Faux Naturel, an exhibition of contemporary international work curated by Astria Suparak, ran from November 9, 2006 to January 7, 2007 at The Warehouse Gallery and toured to the Foreman Art Gallery at Bishop's University in July to August 2007. Artists included Alex Da Corte, Emily Vey Duke and Cooper Battersby, Nick Lenker, Annie MacDonell, Allyson Mitchell and Andrea Vander Kooij. The press release states, "Entropy, redemption, apocalypse, the fall from grace, the temptations of commercial culture, and the relationship between science and magic all emerge as motifs in this exhibition."

Embracing Winter, a group exhibition of knitted sculpture, psychedelic video, photography, and audio and book works by artists Janet Morton, Takeshi Murata, Bruno Munari, Collin Olan, Lisa M. Robinson and Rudy Shepherd, curated by Suparak, was on display from February 13 - March 31, 2007. It also featured interactive displays with take-home elements created by The Warehouse Gallery, a film screening titled "Winter Light" (curated by Suparak and filmmaker Brett Kashmere), and a video event by Daniel Barrow, "Winnipeg Babysitter."

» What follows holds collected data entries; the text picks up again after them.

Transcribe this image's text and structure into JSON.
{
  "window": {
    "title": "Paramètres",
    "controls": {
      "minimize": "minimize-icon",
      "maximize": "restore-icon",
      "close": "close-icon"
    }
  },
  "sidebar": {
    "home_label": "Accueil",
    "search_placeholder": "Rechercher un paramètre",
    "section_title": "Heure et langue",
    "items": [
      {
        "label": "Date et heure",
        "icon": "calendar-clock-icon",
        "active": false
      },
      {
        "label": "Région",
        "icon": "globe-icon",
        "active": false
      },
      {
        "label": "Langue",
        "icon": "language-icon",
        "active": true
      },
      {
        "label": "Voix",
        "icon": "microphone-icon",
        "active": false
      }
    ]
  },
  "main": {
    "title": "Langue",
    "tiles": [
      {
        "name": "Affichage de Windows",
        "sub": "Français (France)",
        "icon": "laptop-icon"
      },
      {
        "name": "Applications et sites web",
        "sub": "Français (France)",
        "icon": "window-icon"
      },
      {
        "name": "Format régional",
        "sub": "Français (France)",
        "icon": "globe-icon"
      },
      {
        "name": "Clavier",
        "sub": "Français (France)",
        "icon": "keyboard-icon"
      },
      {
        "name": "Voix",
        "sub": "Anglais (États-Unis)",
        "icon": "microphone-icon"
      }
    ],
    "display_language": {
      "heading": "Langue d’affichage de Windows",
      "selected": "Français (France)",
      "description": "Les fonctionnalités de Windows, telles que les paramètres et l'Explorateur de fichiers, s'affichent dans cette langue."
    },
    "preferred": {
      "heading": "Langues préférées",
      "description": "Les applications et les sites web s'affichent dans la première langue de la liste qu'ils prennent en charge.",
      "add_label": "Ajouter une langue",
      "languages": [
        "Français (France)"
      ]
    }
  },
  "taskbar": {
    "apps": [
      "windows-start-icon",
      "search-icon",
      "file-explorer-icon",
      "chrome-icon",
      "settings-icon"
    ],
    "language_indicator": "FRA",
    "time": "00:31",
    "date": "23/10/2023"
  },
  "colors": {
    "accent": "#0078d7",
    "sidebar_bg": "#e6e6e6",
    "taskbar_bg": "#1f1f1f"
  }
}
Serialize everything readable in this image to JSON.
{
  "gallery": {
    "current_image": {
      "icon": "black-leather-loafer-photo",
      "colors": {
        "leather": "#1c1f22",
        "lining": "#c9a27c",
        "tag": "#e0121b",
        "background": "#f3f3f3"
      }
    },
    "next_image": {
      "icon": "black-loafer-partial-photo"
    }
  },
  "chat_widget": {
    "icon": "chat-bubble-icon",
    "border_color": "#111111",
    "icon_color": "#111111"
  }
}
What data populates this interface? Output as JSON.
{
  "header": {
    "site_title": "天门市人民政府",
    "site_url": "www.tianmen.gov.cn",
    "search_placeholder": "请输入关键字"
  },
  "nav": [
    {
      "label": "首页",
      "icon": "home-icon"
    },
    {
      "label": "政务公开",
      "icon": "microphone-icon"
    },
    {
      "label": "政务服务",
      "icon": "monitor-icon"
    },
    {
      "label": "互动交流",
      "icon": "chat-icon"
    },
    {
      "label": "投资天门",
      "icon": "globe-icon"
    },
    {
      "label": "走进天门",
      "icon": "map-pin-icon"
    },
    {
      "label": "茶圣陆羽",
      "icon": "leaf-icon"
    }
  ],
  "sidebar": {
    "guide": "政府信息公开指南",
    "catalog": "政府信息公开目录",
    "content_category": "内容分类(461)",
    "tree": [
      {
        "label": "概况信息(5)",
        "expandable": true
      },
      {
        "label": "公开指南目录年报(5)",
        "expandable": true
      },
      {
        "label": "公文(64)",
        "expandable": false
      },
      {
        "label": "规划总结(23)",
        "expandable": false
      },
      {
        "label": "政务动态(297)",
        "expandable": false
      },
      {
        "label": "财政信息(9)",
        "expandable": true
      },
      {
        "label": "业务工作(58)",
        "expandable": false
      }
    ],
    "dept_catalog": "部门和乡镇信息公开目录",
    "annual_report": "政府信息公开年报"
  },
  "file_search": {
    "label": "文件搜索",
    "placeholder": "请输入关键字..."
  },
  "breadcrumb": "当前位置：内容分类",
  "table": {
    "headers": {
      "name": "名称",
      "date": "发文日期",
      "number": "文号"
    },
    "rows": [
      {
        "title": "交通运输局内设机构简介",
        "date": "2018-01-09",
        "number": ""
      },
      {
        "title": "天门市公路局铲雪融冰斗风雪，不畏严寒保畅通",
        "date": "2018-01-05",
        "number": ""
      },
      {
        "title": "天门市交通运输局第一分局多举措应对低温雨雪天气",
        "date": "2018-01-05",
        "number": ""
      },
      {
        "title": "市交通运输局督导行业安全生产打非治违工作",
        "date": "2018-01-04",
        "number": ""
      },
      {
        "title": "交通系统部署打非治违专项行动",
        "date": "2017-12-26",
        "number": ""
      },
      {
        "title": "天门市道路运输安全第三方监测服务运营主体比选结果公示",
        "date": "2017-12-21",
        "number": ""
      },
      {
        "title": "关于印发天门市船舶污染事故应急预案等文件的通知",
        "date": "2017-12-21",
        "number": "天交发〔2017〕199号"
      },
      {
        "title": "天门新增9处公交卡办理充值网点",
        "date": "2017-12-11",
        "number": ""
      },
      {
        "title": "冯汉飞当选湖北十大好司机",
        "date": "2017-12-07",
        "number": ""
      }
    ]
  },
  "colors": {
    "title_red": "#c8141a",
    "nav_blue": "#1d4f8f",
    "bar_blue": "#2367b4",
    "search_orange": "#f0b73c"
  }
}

Networked Nature, on exhibit from April 17, 2007 to July 17, 2007 was a group exhibition that explored the representation of “nature” through the perspective of networked culture. The exhibition included works by C5, Futurefarmers, Shih-Chieh Huang, Phil Ross, Stephen Vitiello and Gail Wight, who combined art and politics with innovative technology, such as global positioning systems (GPS), robotics and hydroponic environments. The exhibition was organized by Rhizome and Astria Suparak.

COME ON: Desire Under The Female Gaze, curated by Suparak, included artists Jo-Anne Balcaen, Juliet Jacobson, and Rachel Rampleman. The press release states, "Three young artists in Brooklyn and Montreal explicitly express desire, fantasy, disappointment, and pleasure" in videos, drawings, sculptures, and text works.

In July 2007 the Gallery was reorganized under the umbrella of the newly created SUArt Galleries at Syracuse University and Astria Suparak was dismissed as director of the Warehouse Gallery. The Gallery continued with Jeffrey Hoone as interim curator and after an international search Anja Chavez was hired as curator of contemporary art for the Warehouse Gallery and the SUArt Galleries.